この話をもとに書いた『戦いすんで日が暮れて』が昭和44年夏に直木賞を受賞する。本人としては出来栄えに満足していない作品であった上に、借金騒動で大変なのにマスコミに追い回されるようになったら身がもたないと心配し、受賞をためらう。「どうしよう?」と相談すると、「しかし、金が入るぞ」と言ってくれたのは前夫と同じく文学仲間で芥川賞候補5回という記録を持つ川上宗薫さんだった。

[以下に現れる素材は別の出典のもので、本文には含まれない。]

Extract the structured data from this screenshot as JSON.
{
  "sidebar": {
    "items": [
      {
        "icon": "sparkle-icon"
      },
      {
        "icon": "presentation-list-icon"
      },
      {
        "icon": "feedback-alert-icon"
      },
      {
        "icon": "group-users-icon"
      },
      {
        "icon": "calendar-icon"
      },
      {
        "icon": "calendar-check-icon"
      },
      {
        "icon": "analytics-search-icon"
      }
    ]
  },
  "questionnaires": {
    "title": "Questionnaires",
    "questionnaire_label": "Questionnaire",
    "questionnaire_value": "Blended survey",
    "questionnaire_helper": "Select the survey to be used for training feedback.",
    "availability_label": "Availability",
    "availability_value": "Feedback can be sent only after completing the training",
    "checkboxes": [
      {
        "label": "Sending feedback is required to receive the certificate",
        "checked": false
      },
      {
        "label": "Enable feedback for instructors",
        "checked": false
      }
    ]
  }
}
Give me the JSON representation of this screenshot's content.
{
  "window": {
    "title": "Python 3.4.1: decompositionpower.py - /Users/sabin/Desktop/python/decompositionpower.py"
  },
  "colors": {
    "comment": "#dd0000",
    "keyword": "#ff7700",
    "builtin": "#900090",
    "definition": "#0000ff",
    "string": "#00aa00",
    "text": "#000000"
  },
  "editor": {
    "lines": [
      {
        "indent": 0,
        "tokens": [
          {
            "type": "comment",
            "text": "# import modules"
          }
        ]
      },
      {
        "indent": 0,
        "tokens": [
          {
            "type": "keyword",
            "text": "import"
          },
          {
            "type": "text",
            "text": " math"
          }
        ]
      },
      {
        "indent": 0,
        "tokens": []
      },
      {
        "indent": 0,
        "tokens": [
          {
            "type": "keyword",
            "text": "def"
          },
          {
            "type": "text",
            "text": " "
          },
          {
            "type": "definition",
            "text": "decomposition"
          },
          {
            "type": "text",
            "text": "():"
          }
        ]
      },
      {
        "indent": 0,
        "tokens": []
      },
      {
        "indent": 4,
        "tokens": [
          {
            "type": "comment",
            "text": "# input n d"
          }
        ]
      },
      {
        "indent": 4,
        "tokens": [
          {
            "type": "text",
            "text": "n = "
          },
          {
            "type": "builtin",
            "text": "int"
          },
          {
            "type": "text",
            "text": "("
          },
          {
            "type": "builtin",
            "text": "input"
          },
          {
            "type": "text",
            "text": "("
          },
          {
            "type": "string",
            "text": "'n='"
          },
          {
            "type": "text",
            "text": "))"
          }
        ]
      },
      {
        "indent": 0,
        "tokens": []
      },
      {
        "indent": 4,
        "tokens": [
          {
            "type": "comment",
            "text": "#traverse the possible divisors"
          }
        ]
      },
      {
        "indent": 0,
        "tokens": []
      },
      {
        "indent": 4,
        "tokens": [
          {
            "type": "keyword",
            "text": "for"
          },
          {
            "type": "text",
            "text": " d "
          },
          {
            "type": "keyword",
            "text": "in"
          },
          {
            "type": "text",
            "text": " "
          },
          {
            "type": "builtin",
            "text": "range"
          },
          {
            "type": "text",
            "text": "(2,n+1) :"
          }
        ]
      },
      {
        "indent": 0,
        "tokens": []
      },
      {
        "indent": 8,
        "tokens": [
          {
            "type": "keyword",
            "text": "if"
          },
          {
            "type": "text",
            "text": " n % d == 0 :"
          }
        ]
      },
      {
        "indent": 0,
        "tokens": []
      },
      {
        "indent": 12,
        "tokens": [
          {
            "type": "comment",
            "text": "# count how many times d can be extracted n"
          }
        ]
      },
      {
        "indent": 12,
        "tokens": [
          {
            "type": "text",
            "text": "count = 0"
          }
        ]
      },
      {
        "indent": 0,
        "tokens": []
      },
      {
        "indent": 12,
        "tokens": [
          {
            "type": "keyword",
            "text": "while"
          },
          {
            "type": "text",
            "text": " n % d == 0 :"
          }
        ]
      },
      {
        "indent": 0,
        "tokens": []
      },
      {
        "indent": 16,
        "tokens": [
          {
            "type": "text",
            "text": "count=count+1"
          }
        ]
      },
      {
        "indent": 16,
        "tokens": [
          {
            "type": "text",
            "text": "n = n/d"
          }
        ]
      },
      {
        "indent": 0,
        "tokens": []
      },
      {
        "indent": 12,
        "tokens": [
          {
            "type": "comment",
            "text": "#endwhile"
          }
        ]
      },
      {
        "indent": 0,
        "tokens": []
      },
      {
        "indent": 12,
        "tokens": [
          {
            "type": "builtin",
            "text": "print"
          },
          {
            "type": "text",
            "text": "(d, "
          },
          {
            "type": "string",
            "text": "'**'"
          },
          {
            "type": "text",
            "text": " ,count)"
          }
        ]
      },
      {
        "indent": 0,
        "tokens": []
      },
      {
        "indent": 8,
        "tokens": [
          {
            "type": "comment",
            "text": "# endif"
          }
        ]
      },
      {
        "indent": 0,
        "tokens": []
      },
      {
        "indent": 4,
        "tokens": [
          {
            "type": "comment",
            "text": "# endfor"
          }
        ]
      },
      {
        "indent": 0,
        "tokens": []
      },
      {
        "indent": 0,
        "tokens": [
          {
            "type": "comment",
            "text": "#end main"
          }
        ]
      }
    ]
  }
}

佐藤さんのエッセイにはいろいろな人々が登場するが、川上さんは最も出番が多いように思える。彼は芥川賞受賞にいたらず、官能小説のほうに方向転換し、情事を描かせたら右に出る者はいないというほどの流行作家になった。それは経験のたまものだったようだ。女性なら誰彼なしに口説きまくる彼を、佐藤さんは時にはあきれながらも愛すべき人物として描く。
私は編集者として、また川上さん考案のピンポン野球の仲間として成城の川上邸にはよく通った。ピンポン野球用の着替えでたまたま応接室に入ったら、和服姿の佐藤さんが来ていて、大きな目でにらまれたことがあった。2人の関係は男女を超えたものだと思っていたが、『まだ生きている』(文春文庫)によれば1度だけ口説かれたという。彼女が「だめよ、宗薫とじゃ近親相姦みたいになるから」と言っても食い下がる。ついに「あたしはそんじゃそこいらの簡単な女とは違うのよ!」とキレると、「そうか……」と引っ込んだそうだ。
この「そうか」がふられ馴れてるというか円熟の一言というか、と佐藤さんは面白がっている。彼女の思い出し笑いが目に浮かぶが、今は亡き宗薫ネタになると文章のトーンまで浮き浮きしているのが楽しい。